SIERRA MADRE, Calif. – It is a sign no theater wants to display, but it may be a sign of our times.
“It’s very ugly," Christian Lebano said, standing by a poster for Charlotte's Web that now bears a big red banner reading "Canceled."
It is impossible to miss it and that’s the point. Lebano is the artistic director of the Sierra Madre Playhouse. He says he could have just taken the poster down, but he wants people to see.
“So people can understand why we felt we had to do this," Lebano said.
It was not an easy decision, he says. Charlotte’s Web would have been the seventh show produced under their Theater for Young Audiences program.
“When I say it breaks my heart I mean it," Lebano said. "I created this program. I believe in this program. To cancel was very hard. Was very hard.”
But he says AB5 left the theater’s board with little choice.
“It is the perfect example of a case of unintended consequences," Lebano said.
Charlotte’s Web was already stretching the budget of about $52,000, even though the school performances were entirely sold out -- 36 fully paid for performances for mostly Title 1 schools.
Lebano says the theater probably would have broken even on the production. But AB5 changed how his actors have to be paid, particularly for rehearsal, tacking on an additional $38,000. That would be a huge loss and would ultimately leave the rest of the season in jeopardy. By canceling, the theater had to reimburse all those schools.
But he says it's clear who the real losers are in this situation.
“The kids are. The kids are who are not going to be able to share this show,” said Lebano.
The Sierra Madre Playhouse isn’t the only theater AB5 is affecting. Lebano recently met with other members of the Theatrical Producers League of Los Angeles.

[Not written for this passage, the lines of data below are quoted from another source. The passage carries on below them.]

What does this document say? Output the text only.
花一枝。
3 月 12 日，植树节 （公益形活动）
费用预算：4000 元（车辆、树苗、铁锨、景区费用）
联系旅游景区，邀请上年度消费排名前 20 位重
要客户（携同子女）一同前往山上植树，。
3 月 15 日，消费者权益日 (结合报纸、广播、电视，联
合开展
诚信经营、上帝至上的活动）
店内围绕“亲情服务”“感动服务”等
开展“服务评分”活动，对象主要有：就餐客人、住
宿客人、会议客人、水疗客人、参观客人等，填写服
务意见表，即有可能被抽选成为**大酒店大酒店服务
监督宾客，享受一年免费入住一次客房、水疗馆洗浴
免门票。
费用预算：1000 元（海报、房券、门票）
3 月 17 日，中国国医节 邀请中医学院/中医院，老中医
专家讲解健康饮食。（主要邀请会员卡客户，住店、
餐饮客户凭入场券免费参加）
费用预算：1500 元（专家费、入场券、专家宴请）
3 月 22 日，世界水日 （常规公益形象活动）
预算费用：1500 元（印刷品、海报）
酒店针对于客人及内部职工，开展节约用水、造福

“And at that meeting there were three other people there who said they were going to be canceling something in their season this year," he said.

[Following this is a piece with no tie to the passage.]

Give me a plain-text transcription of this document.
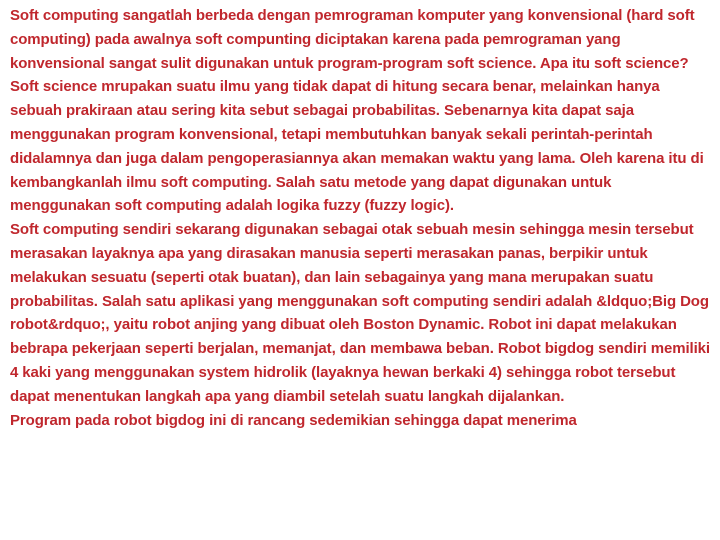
Soft computing sangatlah berbeda dengan pemrograman komputer yang konvensional (hard soft computing) pada awalnya soft compunting diciptakan karena pada pemrograman yang konvensional sangat sulit digunakan untuk program-program soft science. Apa itu soft science? Soft science mrupakan suatu ilmu yang tidak dapat di hitung secara benar, melainkan hanya sebuah prakiraan atau sering kita sebut sebagai probabilitas. Sebenarnya kita dapat saja menggunakan program konvensional, tetapi membutuhkan banyak sekali perintah-perintah didalamnya dan juga dalam pengoperasiannya akan memakan waktu yang lama. Oleh karena itu di kembangkanlah ilmu soft computing. Salah satu metode yang dapat digunakan untuk menggunakan soft computing adalah logika fuzzy (fuzzy logic).

Soft computing sendiri sekarang digunakan sebagai otak sebuah mesin sehingga mesin tersebut merasakan layaknya apa yang dirasakan manusia seperti merasakan panas, berpikir untuk melakukan sesuatu (seperti otak buatan), dan lain sebagainya yang mana merupakan suatu probabilitas. Salah satu aplikasi yang menggunakan soft computing sendiri adalah &ldquo;Big Dog robot&rdquo;, yaitu robot anjing yang dibuat oleh Boston Dynamic. Robot ini dapat melakukan bebrapa pekerjaan seperti berjalan, memanjat, dan membawa beban. Robot bigdog sendiri memiliki 4 kaki yang menggunakan system hidrolik (layaknya hewan berkaki 4) sehingga robot tersebut dapat menentukan langkah apa yang diambil setelah suatu langkah dijalankan.

Program pada robot bigdog ini di rancang sedemikian sehingga dapat menerima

The members of the group drafted a statement explaining their dilemma. They would like to see new legislation carve out enough space for small arts organizations to stay afloat.

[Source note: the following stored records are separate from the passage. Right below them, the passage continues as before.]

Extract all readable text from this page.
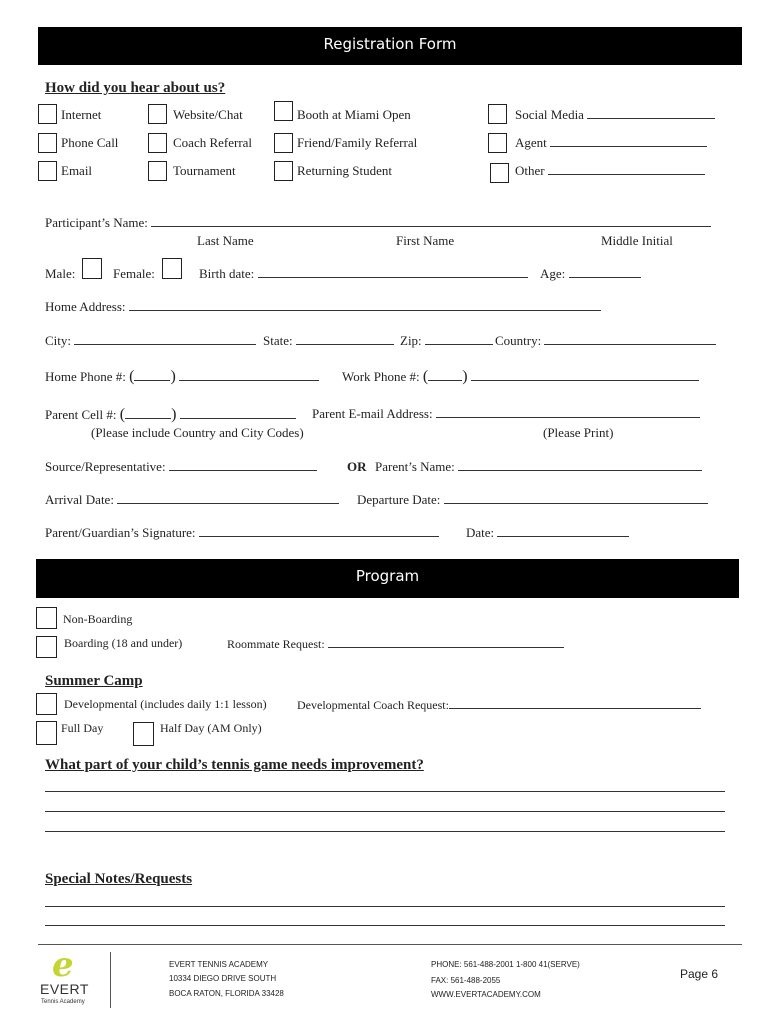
Registration Form
How did you hear about us?
Internet	Website/Chat	Booth at Miami Open	Social Media
Phone Call	Coach Referral	Friend/Family Referral	Agent
Email	Tournament	Returning Student	Other
Participant’s Name:
Last Name	First Name	Middle Initial
Male:	Female:	Birth date:	Age:
Home Address:
City:	State:	Zip:	Country:
Home Phone #: ( )	Work Phone #: ( )
Parent Cell #: (	)	Parent E-mail Address:
(Please include Country and City Codes)	(Please Print)
Source/Representative:	OR Parent’s Name:
Arrival Date:	Departure Date:
Parent/Guardian’s Signature:	Date:
Program
Non-Boarding
Boarding (18 and under)	Roommate Request:
Summer Camp
Developmental (includes daily 1:1 lesson)	Developmental Coach Request:
Full Day	Half Day (AM Only)
What part of your child’s tennis game needs improvement?
Special Notes/Requests
e
EVERT
Tennis Academy
EVERT TENNIS ACADEMY
10334 DIEGO DRIVE SOUTH
BOCA RATON, FLORIDA 33428
PHONE: 561-488-2001 1-800 41(SERVE)
FAX: 561-488-2055
WWW.EVERTACADEMY.COM
Page 6
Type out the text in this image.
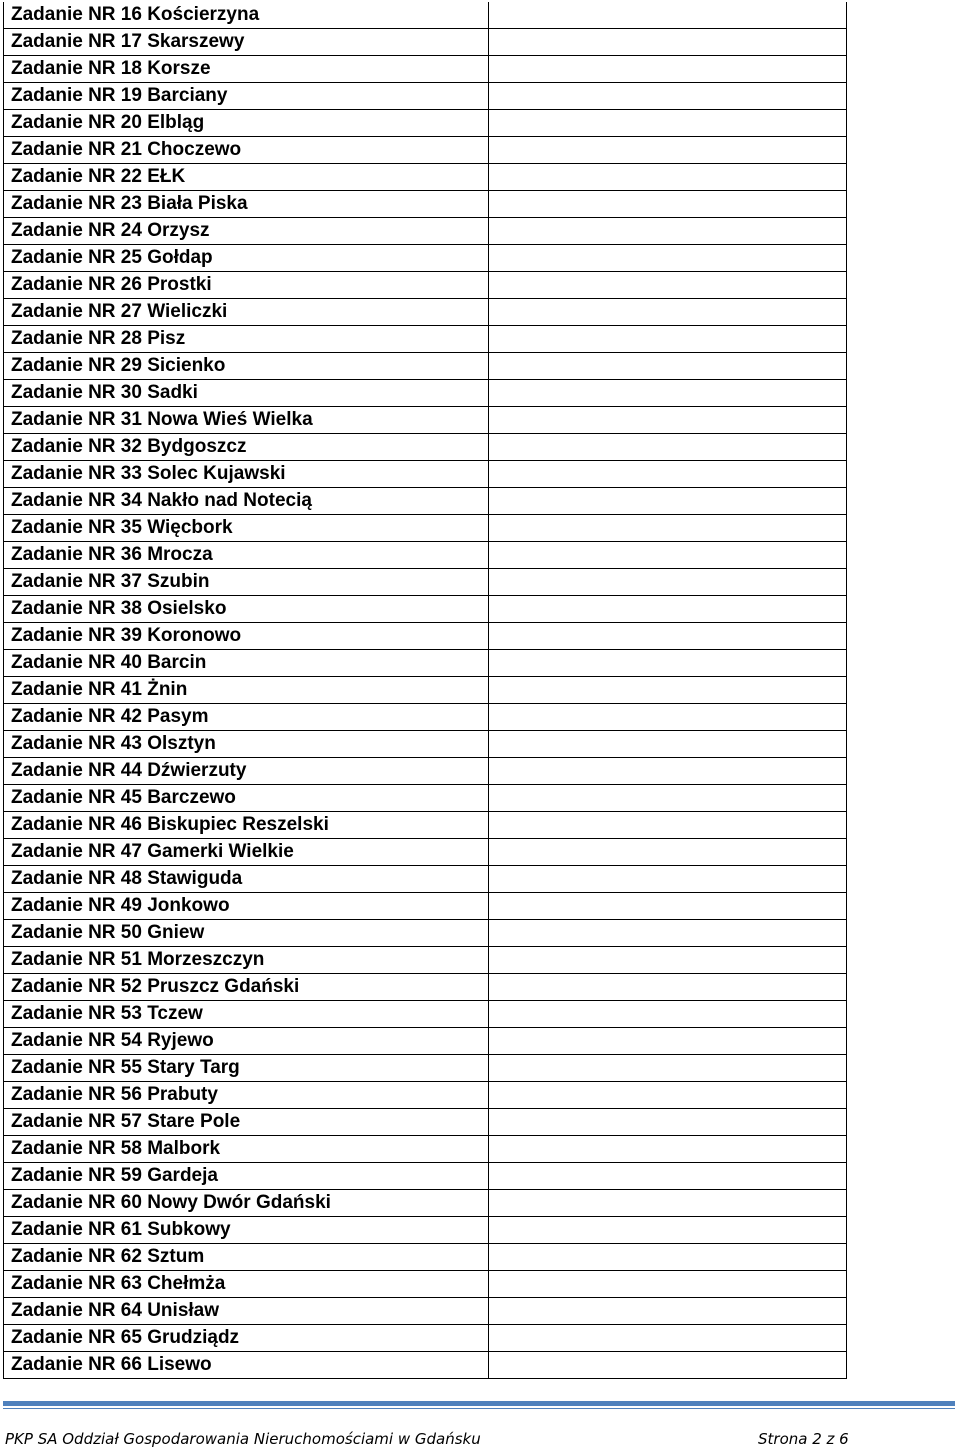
Zadanie NR 16 Kościerzyna		
Zadanie NR 17 Skarszewy		
Zadanie NR 18 Korsze		
Zadanie NR 19 Barciany		
Zadanie NR 20 Elbląg		
Zadanie NR 21 Choczewo		
Zadanie NR 22 EŁK		
Zadanie NR 23 Biała Piska		
Zadanie NR 24 Orzysz		
Zadanie NR 25 Gołdap		
Zadanie NR 26 Prostki		
Zadanie NR 27 Wieliczki		
Zadanie NR 28 Pisz		
Zadanie NR 29 Sicienko		
Zadanie NR 30 Sadki		
Zadanie NR 31 Nowa Wieś Wielka		
Zadanie NR 32 Bydgoszcz		
Zadanie NR 33 Solec Kujawski		
Zadanie NR 34 Nakło nad Notecią		
Zadanie NR 35 Więcbork		
Zadanie NR 36 Mrocza		
Zadanie NR 37 Szubin		
Zadanie NR 38 Osielsko		
Zadanie NR 39 Koronowo		
Zadanie NR 40 Barcin		
Zadanie NR 41 Żnin		
Zadanie NR 42 Pasym		
Zadanie NR 43 Olsztyn		
Zadanie NR 44 Dźwierzuty		
Zadanie NR 45 Barczewo		
Zadanie NR 46 Biskupiec Reszelski		
Zadanie NR 47 Gamerki Wielkie		
Zadanie NR 48 Stawiguda		
Zadanie NR 49 Jonkowo		
Zadanie NR 50 Gniew		
Zadanie NR 51 Morzeszczyn		
Zadanie NR 52 Pruszcz Gdański		
Zadanie NR 53 Tczew		
Zadanie NR 54 Ryjewo		
Zadanie NR 55 Stary Targ		
Zadanie NR 56 Prabuty		
Zadanie NR 57 Stare Pole		
Zadanie NR 58 Malbork		
Zadanie NR 59 Gardeja		
Zadanie NR 60 Nowy Dwór Gdański		
Zadanie NR 61 Subkowy		
Zadanie NR 62 Sztum		
Zadanie NR 63 Chełmża		
Zadanie NR 64 Unisław		
Zadanie NR 65 Grudziądz		
Zadanie NR 66 Lisewo		
PKP SA Oddział Gospodarowania Nieruchomościami w Gdańsku	Strona 2 z 6
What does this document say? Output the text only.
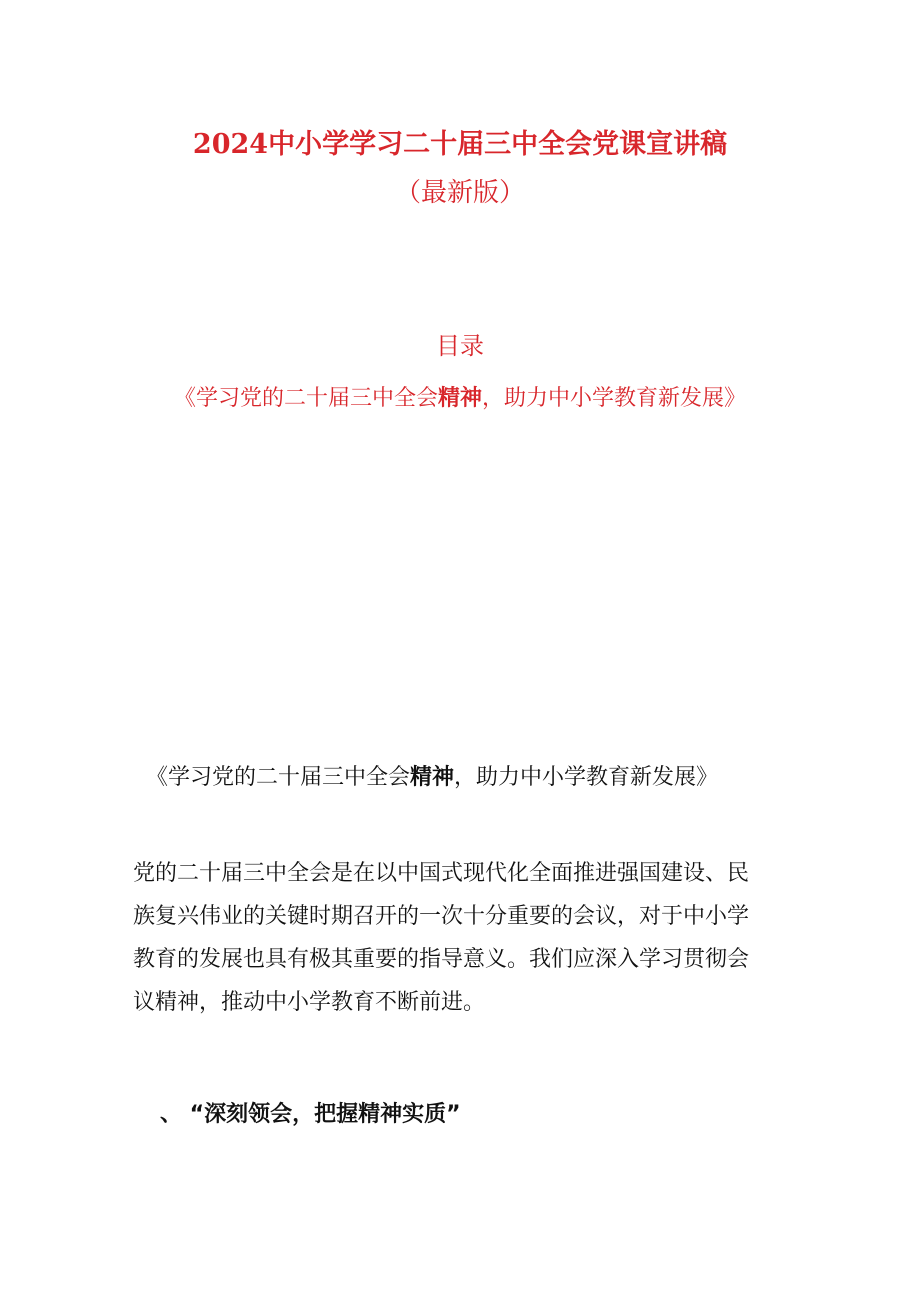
2024中小学学习二十届三中全会党课宣讲稿
（最新版）
目录
《学习党的二十届三中全会精神，助力中小学教育新发展》
《学习党的二十届三中全会精神，助力中小学教育新发展》
党的二十届三中全会是在以中国式现代化全面推进强国建设、民
族复兴伟业的关键时期召开的一次十分重要的会议，对于中小学
教育的发展也具有极其重要的指导意义。我们应深入学习贯彻会
议精神，推动中小学教育不断前进。
、 “深刻领会，把握精神实质”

Lebano says he is hopeful that the situation will be resolved. “We will weather this storm," he said, looking out at the dark theater and rows of empty seats.
In the meantime, he says he sees one silver lining.
“I think it’s going to force people to make a decision about how important community based small arts organizations are," Lebano said. "You know, people are just going to have to decide whether or not they want them in their towns or not.”
Judging from the outpouring of support he has felt from the community, he feels confident they do.